眠る君に秘密の愛を


だんだんと赤くなっていく空。流れていく雲。遠く5時の鐘が聞こえてくる。
ああ、いい夕暮れだなあ。

「……ぐぅ」
「当真先ぱーい……」

膝にコイツがいなければ。


元はと言えば、俺が悪いのだ。

前に当真先輩に教えてもらったネコスポットに行って、昼飯をネコと食し、そのまま昼寝してしまい。
起きた時にはもう夕方だし、なぜか投げ出した足を枕にして、アイマスクをした当真先輩が眠っているし。

しかも起こそうとしても起きないから、さっきから体勢が変えられないままだ。

そろそろ足もしびれて来たし、見たいテレビもあるから帰りたいのだけど。

「当真先輩?」
「…………」
「当真せんぱーい。実は起きてるんでしょ?」
「…………」
「…………」

返事がない、ただの屍のようだ。
いっそ屍だったらポイして帰れるのに、生きているからそうもいかない。

よだれまで垂らして眠っているその顔を覗き込むが、やはり起きる気配はない
。鼻でもつまんだら起きるかと思って手を伸ばすも、少し迷って結局やめた。代わりにきちっと固められた髪を指先で触る。

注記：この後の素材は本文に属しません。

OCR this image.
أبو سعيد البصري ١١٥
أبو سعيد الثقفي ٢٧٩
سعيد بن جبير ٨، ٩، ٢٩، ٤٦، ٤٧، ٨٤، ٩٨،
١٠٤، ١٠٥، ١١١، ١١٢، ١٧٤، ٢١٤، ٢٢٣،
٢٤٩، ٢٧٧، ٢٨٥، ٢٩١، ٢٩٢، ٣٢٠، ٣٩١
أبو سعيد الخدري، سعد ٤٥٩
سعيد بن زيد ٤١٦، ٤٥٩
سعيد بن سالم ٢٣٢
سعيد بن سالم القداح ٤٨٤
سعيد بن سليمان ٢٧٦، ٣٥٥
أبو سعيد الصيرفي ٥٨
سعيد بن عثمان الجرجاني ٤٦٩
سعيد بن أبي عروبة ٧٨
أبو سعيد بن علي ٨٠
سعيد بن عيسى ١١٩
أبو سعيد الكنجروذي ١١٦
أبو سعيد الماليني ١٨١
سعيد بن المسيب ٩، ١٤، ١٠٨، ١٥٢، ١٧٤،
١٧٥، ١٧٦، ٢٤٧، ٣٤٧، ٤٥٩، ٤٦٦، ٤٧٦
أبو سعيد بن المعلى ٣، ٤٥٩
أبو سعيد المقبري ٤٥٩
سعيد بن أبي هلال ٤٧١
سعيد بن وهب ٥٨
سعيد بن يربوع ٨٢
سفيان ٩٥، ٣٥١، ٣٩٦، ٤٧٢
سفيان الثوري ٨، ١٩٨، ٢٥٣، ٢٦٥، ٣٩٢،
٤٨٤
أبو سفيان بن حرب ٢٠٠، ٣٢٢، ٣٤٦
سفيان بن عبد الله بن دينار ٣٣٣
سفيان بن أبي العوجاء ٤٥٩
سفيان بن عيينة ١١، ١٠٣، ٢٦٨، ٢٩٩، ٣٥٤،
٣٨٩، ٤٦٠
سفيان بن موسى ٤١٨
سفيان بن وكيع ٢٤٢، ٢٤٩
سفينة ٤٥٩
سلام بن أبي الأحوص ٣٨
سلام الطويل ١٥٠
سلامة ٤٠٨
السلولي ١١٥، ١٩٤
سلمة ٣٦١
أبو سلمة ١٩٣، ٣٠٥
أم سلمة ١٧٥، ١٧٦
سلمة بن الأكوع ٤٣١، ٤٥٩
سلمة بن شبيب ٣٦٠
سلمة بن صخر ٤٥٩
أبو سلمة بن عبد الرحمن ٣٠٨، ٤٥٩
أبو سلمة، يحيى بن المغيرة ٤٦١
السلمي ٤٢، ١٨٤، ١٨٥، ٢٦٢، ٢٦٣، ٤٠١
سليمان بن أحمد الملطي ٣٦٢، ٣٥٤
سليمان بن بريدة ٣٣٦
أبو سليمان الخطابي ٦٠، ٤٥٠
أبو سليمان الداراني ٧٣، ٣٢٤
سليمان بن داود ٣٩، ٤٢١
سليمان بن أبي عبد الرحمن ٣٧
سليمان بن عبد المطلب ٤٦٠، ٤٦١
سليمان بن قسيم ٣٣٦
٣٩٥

今時リーゼントかよとも思うけど、不思議に似合っているのだから仕方がない。

「当真先輩」

髪から頬へ、頬から首へ。首から今度はどこだろう。
そうやって指を動かせたらきっと気持ちがいいだろうけど。

ちょっとだけ髪を触ったら、俺はすぐ手をひっこめた。

同性の先輩に抱くには不自然な感情を抱いてしまったのはいつからだろうか。